A Quarta Cruzada (1202-1204), convocada pelo Papa Inocêncio III (pont. 1198-1216), objetivava retomar Jerusalém de seus atuais governantes muçulmanos. No entanto, em uma bizarra associação de confusões, limitação financeira e ambições comerciais dos venezianos, o alvo acabou sendo Constantinopla, capital do Império Bizantino e a maior cidade no mundo naquela época. Saqueada em 12 de abril de 1204, Constantinopla foi despojada de suas riquezas, relíquias e obras de arte e o Império Bizantino foi dividido entre Veneza e seus aliados. Devido a tudo isso, a Quarta Cruzada ganhou a infame reputação de ser a mais abusada, cínica e com fins lucrativos de todas as Cruzadas.

Suspeitas Entre o Oriente e o Ocidente

Os bizantinos eram vistos por eles mesmos como defensores da cristandade, o farol que iluminava o Mediterrâneo e a Ásia Central, os guardiões da mais sagrada cidade depois de Jerusalém e o rochedo que se erguia contra a onda do Islã que se alastrava vinda do oriente.

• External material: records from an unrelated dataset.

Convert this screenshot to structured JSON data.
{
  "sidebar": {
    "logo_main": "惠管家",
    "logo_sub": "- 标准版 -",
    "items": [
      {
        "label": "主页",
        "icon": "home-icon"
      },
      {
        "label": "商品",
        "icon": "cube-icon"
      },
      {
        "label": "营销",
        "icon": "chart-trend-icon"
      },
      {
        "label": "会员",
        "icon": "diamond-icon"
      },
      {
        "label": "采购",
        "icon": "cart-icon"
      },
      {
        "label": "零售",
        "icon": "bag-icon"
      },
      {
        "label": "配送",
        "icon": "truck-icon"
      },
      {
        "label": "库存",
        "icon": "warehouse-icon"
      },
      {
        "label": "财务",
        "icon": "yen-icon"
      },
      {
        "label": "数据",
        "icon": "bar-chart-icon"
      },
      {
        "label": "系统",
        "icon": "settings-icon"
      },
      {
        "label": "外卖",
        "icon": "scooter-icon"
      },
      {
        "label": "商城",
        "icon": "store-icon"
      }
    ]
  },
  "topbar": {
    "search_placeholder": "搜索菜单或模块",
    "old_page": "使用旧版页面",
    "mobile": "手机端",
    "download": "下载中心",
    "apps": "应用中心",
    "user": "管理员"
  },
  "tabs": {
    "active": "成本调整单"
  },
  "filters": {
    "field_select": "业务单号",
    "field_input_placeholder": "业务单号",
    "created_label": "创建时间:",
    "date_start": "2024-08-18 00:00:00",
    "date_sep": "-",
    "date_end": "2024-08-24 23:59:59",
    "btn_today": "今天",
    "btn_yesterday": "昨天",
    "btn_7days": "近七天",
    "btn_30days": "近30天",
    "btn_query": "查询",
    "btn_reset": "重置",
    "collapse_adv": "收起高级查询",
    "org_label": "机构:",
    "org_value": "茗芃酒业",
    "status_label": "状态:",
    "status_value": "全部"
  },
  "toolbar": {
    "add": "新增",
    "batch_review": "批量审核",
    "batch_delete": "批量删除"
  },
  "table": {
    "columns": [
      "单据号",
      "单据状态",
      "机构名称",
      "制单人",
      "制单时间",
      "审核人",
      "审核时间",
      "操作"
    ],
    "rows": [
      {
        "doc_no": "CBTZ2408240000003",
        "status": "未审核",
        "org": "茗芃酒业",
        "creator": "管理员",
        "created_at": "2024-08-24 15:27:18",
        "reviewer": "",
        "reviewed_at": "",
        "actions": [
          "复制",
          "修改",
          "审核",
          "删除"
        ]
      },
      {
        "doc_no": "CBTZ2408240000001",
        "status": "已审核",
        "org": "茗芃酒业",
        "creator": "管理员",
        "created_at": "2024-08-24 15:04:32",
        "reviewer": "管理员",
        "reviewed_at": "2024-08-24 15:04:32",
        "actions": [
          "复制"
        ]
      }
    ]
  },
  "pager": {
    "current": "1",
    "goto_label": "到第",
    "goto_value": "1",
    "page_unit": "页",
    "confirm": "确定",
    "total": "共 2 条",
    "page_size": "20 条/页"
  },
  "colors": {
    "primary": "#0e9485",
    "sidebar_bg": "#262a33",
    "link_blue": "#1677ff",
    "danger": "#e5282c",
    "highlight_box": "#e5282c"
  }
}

Mas a metade ocidental do antigo Império Romano, no entanto, via os bizantinos como decadentes, desleais, desonestos e, inclusive, suas práticas religiosas eram suspeitas. Esta divisão fundamental entre leste e oeste causou constantes problemas em todas as Cruzadas precedentes e estava pronta para reaparecer novamente na Quarta.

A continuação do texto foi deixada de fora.